All patients were initially challenged with inj. lorazepam 4 mg intra-muscularly for one day; on non-improvement, the dose was escalated up to the maximum tolerable dose (10–16 mg) and duration (1–2 days) as per guideline 3 (Table 1). However, none of them showed any sign of improvement; rather, Case A had a history of falls due to excessive sedation. The unwillingness of the patient’s relatives and difficulty obtaining consent from the catatonic patient for modified ECT were ethically challenging for administering ECT. Lorazepam was stopped for all after three days of the lorazepam trial. All of them were started on memantine following the failed lorazepam trial, and they significantly improved with memantine (20–25 mg), as evidenced by the change in BFCRS score over the course (Table 1). In Cases A and B, catatonic symptoms reappeared after the stoppage of memantine. Our patients reported satisfactory motor functioning in follow-up.
Discussion
N-methyl-D-aspartate (NMDA) hyper- activity indirectly influences Gamma- aminobutyric acid (GABA)-A function in the frontal lobe, as well as excess glutamate and hyperactivity of glutamate receptors in the parietal lobe, which are hypothesized to produce catatonia-like symptoms. 6 Hyponatremia produces swelling of the astrocyte membrane, thus disrupting the normal glutamate metabolism of astrocytes and leading to an increase in glutamate in extracellular fluid. 7 The catatonic symptoms in Case A may have resulted from this mechanism.
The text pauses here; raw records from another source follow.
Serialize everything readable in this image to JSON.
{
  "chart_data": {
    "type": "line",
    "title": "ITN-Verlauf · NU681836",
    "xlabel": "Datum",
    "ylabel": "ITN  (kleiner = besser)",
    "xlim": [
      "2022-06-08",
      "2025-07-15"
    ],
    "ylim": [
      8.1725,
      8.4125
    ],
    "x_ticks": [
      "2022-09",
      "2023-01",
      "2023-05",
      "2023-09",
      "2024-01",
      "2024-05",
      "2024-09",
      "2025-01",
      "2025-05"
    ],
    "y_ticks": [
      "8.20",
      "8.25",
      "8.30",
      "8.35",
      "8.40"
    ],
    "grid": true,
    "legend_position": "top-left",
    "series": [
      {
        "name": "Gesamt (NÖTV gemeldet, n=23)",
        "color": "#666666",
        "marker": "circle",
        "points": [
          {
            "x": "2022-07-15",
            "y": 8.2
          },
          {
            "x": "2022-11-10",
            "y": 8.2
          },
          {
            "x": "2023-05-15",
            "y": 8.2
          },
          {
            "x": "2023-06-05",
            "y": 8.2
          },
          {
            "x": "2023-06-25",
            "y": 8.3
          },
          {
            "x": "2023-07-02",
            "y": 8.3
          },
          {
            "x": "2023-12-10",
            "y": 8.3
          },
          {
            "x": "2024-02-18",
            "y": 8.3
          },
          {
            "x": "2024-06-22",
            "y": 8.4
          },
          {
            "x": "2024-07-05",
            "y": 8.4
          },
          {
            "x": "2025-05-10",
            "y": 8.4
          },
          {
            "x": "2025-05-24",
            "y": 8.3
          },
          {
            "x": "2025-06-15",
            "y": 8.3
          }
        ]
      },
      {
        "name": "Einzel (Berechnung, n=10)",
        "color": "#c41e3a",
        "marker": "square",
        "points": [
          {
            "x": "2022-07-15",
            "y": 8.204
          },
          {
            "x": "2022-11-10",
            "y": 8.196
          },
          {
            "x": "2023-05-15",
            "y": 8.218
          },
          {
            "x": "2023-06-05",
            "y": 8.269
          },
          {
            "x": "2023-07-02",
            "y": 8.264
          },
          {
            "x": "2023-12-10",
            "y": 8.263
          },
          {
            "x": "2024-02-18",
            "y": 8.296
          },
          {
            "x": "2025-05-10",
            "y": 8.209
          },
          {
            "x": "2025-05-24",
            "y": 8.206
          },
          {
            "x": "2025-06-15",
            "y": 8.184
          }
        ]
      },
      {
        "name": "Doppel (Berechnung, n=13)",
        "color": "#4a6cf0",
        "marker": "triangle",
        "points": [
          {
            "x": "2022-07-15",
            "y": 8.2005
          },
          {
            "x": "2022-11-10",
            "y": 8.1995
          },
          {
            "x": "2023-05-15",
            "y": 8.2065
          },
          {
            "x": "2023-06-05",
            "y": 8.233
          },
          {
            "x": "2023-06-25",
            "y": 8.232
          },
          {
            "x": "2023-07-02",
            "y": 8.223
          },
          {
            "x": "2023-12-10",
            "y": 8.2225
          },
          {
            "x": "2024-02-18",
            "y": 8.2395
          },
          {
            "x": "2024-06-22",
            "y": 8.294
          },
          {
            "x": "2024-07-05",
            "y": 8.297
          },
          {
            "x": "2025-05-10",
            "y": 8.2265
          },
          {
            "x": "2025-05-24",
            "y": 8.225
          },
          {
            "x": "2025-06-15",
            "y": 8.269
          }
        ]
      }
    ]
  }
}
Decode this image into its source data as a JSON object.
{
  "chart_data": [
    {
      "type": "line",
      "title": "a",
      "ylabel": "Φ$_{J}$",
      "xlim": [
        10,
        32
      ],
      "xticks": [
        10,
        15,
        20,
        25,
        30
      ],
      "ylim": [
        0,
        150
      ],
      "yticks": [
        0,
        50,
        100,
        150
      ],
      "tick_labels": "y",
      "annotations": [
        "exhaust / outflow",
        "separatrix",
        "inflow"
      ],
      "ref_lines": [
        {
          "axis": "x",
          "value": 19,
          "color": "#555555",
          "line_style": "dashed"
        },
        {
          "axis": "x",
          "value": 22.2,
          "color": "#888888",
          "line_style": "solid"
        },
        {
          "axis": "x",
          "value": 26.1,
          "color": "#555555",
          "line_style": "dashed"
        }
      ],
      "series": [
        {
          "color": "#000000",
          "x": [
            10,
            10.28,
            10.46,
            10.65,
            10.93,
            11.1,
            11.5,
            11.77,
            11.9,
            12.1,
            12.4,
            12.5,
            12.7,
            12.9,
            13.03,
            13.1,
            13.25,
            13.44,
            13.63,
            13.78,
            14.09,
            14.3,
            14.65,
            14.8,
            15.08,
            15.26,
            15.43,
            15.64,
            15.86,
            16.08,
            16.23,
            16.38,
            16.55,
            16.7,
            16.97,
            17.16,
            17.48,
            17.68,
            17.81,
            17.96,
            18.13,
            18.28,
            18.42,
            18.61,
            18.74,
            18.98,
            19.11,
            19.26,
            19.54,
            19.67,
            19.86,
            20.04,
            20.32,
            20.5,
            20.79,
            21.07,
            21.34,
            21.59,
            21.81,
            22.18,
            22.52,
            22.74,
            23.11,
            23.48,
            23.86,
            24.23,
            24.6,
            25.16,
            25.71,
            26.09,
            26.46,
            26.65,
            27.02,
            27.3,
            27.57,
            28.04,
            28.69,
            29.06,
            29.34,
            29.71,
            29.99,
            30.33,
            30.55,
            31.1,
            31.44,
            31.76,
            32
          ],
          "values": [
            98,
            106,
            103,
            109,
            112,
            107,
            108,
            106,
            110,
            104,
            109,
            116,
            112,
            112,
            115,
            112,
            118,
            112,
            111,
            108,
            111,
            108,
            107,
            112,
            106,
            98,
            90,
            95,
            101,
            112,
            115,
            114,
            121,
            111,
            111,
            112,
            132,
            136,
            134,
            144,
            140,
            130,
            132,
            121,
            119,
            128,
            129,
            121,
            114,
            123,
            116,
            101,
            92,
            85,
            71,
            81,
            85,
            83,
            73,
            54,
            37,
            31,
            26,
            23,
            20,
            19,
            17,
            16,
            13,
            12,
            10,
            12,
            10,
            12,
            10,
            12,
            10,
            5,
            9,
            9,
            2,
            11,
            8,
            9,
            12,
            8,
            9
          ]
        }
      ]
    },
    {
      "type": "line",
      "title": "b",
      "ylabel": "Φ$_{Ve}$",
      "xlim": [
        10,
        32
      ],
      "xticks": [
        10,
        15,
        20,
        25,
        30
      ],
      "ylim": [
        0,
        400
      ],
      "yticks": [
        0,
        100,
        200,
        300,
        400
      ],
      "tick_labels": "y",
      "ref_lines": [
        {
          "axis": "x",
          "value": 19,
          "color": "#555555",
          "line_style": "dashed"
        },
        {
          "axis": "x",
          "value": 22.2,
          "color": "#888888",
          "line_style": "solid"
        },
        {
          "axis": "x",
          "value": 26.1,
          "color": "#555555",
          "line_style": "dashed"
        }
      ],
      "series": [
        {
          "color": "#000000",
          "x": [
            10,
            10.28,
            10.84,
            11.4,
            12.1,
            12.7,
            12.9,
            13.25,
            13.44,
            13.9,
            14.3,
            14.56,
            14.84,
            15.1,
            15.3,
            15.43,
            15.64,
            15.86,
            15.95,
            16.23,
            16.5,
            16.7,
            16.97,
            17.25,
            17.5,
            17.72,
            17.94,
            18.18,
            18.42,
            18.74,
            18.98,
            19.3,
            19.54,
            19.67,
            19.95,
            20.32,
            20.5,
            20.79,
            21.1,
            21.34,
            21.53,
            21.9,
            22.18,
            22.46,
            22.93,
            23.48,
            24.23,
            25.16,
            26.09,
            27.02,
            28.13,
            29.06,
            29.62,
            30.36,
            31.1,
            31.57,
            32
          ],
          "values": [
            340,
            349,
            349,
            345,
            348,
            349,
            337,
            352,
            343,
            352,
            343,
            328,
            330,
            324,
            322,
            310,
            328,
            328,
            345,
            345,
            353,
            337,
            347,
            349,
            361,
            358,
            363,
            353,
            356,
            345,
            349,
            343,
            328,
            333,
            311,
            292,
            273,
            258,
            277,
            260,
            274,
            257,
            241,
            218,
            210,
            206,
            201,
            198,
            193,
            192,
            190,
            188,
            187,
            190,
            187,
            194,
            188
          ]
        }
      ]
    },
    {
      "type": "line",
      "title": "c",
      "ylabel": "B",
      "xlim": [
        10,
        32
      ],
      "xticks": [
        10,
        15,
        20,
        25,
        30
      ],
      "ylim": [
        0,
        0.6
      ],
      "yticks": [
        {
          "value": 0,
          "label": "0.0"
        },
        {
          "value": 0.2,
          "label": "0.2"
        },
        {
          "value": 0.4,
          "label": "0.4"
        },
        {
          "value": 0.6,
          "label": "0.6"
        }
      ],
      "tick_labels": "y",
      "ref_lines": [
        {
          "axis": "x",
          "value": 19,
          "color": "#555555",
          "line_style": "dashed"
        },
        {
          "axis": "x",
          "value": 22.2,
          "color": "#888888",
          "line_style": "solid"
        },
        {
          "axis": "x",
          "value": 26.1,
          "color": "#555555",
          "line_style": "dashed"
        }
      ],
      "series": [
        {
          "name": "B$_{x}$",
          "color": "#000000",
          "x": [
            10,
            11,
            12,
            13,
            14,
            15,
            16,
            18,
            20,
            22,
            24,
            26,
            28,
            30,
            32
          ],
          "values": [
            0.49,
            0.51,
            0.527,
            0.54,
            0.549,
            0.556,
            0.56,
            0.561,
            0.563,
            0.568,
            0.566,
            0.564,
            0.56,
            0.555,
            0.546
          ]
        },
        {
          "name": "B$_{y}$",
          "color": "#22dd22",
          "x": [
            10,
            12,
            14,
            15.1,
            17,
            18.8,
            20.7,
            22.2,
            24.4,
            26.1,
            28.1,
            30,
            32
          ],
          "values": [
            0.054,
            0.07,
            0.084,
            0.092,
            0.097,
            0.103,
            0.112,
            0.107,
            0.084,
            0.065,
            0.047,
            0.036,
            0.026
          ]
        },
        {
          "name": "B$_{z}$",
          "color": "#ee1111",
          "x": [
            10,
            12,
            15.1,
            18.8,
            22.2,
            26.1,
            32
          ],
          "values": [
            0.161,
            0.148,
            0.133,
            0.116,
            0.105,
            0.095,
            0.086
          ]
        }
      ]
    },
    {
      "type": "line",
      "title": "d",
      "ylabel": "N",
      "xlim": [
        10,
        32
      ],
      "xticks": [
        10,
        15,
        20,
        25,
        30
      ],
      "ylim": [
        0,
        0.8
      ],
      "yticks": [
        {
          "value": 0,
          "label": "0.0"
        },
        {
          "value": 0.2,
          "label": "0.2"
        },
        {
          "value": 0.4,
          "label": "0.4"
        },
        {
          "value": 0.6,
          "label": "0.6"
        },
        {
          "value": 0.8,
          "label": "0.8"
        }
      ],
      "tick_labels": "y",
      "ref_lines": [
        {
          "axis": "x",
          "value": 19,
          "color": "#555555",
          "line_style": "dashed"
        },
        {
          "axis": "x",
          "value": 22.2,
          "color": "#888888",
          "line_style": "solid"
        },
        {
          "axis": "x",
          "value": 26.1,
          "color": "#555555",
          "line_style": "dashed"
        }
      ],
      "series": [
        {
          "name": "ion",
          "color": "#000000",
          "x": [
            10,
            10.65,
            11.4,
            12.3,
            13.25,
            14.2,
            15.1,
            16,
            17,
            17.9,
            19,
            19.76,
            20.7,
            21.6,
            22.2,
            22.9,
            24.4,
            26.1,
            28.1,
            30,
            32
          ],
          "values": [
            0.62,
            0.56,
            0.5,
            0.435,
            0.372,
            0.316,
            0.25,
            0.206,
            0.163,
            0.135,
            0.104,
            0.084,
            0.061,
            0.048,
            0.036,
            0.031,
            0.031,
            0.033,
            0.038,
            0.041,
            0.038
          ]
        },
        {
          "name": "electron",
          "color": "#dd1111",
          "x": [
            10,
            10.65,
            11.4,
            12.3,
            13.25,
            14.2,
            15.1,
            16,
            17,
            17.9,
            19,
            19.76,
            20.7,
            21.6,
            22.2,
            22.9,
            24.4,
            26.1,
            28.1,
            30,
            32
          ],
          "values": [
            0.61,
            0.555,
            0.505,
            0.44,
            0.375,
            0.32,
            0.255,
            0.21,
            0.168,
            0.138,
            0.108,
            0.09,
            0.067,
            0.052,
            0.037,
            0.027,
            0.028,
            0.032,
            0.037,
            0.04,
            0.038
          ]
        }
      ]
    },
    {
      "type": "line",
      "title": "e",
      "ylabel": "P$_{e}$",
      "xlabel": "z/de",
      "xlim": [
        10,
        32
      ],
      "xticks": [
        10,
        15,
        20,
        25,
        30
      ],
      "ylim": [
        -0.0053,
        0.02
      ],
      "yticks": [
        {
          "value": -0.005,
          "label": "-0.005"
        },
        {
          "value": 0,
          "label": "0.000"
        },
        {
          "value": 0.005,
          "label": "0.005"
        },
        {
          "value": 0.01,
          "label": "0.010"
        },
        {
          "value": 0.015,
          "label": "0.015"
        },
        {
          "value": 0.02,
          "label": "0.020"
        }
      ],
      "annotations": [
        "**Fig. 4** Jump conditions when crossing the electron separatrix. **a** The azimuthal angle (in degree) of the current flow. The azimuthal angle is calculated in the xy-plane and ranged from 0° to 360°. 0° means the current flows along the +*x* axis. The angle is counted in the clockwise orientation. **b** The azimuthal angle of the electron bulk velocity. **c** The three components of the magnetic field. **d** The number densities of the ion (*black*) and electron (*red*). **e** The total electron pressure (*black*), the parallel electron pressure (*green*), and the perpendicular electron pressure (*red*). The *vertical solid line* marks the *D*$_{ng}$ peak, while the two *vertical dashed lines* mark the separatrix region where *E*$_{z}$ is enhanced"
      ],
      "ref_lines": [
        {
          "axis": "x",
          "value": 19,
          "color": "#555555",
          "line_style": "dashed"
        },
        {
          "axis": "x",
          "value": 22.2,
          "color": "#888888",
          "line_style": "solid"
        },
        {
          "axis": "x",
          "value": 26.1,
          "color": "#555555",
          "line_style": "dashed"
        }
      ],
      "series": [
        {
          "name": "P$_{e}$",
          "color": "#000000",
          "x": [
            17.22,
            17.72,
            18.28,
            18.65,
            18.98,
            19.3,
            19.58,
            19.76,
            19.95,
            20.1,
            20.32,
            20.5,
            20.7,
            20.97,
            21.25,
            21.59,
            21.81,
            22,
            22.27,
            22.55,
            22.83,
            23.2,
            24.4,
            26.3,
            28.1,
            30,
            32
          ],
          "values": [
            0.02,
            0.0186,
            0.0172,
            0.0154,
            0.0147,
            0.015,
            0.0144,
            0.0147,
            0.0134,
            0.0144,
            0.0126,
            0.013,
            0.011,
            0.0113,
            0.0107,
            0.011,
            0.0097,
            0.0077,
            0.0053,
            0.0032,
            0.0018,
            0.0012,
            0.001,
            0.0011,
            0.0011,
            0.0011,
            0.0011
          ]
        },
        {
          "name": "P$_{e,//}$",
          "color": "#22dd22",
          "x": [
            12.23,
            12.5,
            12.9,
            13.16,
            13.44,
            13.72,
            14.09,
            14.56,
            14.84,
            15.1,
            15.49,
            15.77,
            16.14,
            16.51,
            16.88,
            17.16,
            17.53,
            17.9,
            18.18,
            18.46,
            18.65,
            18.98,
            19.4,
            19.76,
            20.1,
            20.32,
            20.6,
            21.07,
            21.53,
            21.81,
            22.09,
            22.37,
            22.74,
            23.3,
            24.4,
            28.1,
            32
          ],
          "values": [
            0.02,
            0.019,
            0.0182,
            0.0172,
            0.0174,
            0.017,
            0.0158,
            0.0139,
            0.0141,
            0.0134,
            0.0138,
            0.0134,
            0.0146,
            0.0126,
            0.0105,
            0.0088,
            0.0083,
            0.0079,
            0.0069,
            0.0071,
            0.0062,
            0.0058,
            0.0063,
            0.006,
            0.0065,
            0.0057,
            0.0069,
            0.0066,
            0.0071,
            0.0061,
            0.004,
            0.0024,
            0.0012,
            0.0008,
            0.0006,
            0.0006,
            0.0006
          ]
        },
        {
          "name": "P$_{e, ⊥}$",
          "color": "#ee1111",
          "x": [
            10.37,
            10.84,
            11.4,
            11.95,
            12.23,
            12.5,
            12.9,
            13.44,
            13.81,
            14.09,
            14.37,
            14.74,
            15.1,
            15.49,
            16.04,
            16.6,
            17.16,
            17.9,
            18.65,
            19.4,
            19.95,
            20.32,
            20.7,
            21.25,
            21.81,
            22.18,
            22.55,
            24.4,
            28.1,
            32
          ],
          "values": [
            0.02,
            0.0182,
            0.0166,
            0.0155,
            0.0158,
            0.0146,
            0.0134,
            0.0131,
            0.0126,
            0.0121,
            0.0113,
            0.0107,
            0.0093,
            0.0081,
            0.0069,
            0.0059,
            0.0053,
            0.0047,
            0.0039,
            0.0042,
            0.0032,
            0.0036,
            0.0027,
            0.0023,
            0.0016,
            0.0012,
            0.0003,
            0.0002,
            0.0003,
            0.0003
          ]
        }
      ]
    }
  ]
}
Brain parenchyma ischemic injury may also result in glutamate excitotoxicity, 8 which may explain the catatonic symptoms in Cases B and C. Memantine, used in cognitive disorders, acts by blocking NMDA receptors, thus reducing abnormal glutamatergic hypertransmission, and 9 yielded a better outcome in our cases. Given the explainable pathomechanism underlying the development of catatonia in our cases, the improvement of catatonic symptoms with a glutamate antagonist (memantine), and their reappearance on its stoppage, we argue glutamate hyperactivity as an underlying mechanism of catatonia in our cases. The use of conventional modalities like benzodiazepines is limited in the presence of respiratory compromise and drowsiness, and there is a lack of consensus regarding their long-term use. Aside from a relatively long response time, 4 memantine has beneficial effects on cognition and is devoid of other limitations of conventional modality. 9 Also, it has an extra edge over other glutamate antagonists by being more selective in binding to NMDA receptors and having a lower chance of causing psychosis as an adverse reaction. 4
In addition, previous reviews have highlighted that memantine can provide better sensory-motor recovery, improved behavioral outcomes, and preservation of neuroplasticity in patients with ischemic stroke by increasing BDNF levels and enhancing angiogenesis. 10
Conclusion and Clinical Implications
The limitation of our study is that it was observational without control or comparison with conventional modality, and we cannot draw any conclusions about its superiority over conventional therapy. However, we suggest memantine as another treatment option for catatonia where glutamate excitotoxicity is presumed to be the underlying pathomechanism.
Footnotes
Declaration of Conflicting Interests
The authors declared no potential conflicts of interest with respect to the research, authorship, and/or publication of this article.
Funding
The authors received no financial support for the research, authorship and/or publication of this article.